Les adeptes des réseaux sociaux parmi nous (presque tout le monde donc) ne l'auront pas manqué, au cours des dernières semaines, on a appris qu'Afro C, le festival de world music gratuit de Bredene, n'existe plus. C'est une variante plus flamande avec des têtes d'affiche comme Raymond Van het Groenewoud et le Ketnetband qui prendra sa place, dans une commune où le rouge est la couleur de la ceinture du maire.
Depuis plusieurs années, à la mi-août, l'Afro C de Bredene était traditionnellement marqué en rouge dans notre agenda, car à chaque fois le programmateur Rutger De Cloedt nous offrait immanquablement deux grands noms du reggae, le vendredi comme le samedi. Au cours des dernières éditions, nous avons pu entre-autres voir Israel Vibration, Don Carlos ou Black Roots, pas les moindres donc, et ce, totalement gratuitement, à deux pas de la côte belge.
Avec les fêtes légendaires qui lance le festival dans le Muziekcentrum, Staf Versluys a souvent invité de grands noms jamaïcains, tels que The Gladiators (ou plutôt leur progénitures) et The Congos (avec Pura Vida). Bien que la tête d'affiche de la dernière édition (Ky-Mani Marley) a un peu exagéré et que les afterparties auraient eu besoin d'un peu plus de qualité et de variété, la Flandre perd tout de même l'un de ses festivals world music les plus réussis et pertinents, avec comme point culminant la grosse performance du Kosmo Sound qui aura refermé Afro C 2018 en beauté.
Le fait que l'Afro C, où non seulement le reggae mais aussi les sons globaux au sens large avaient une place d'honneur, doit faire maintenant place à une alternative "familiale" avec des reprises et de la musique néerlandophone est un choix du conseil municipal renouvelé que nous ne pouvons que respecter.
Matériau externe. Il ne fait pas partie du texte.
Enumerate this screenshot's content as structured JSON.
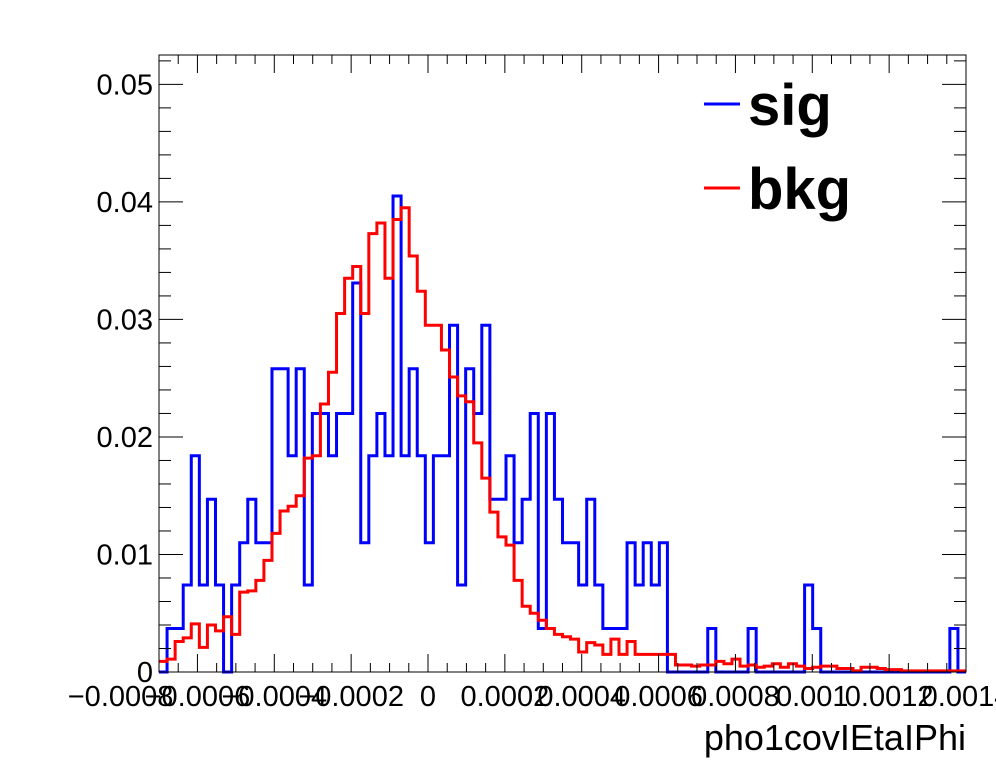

Si avec cela, ils veulent logiquement laisser leur empreinte, les arguments avancés pour justifier leur décision sont pour le moins douteux. On parle d'une "réduction de l'affluence", ce qui n'est pas une surprise quand on sait le temps pourri que le festival a dû endurer le vendredi, l'année dernière, mais dans la grande tente du festival on n'a rien remarqué, et le samedi il y avait encore beaucoup de monde. Le fait que les commerçants "aspirent à quelque chose de nouveau" fait aussi froncer les sourcils, puisque chaque année leurs vitrines baignaient dans l'atmosphère d'Afro C (par analogie, tel Benicassim en Espagne, qui se met aux couleurs de Rototom chaque année) et organisaient toutes sortes d'actions d'épargne pour leur clients.
Un simple coup d'œil sur le site du festival Afro C suffi pour constater que ce festival réunissait différentes générations et cultures, et ne se concentrait pas (exclusivement) sur les familles flamandes blanches. Nous trouvons le nom et le programme de son successeur Bredene Festivalt moins vibrant, moins coloré et moins innovateur; les amateurs de reggae devront sans doute aller ailleurs pour la semaine qui suit Reggae Geel.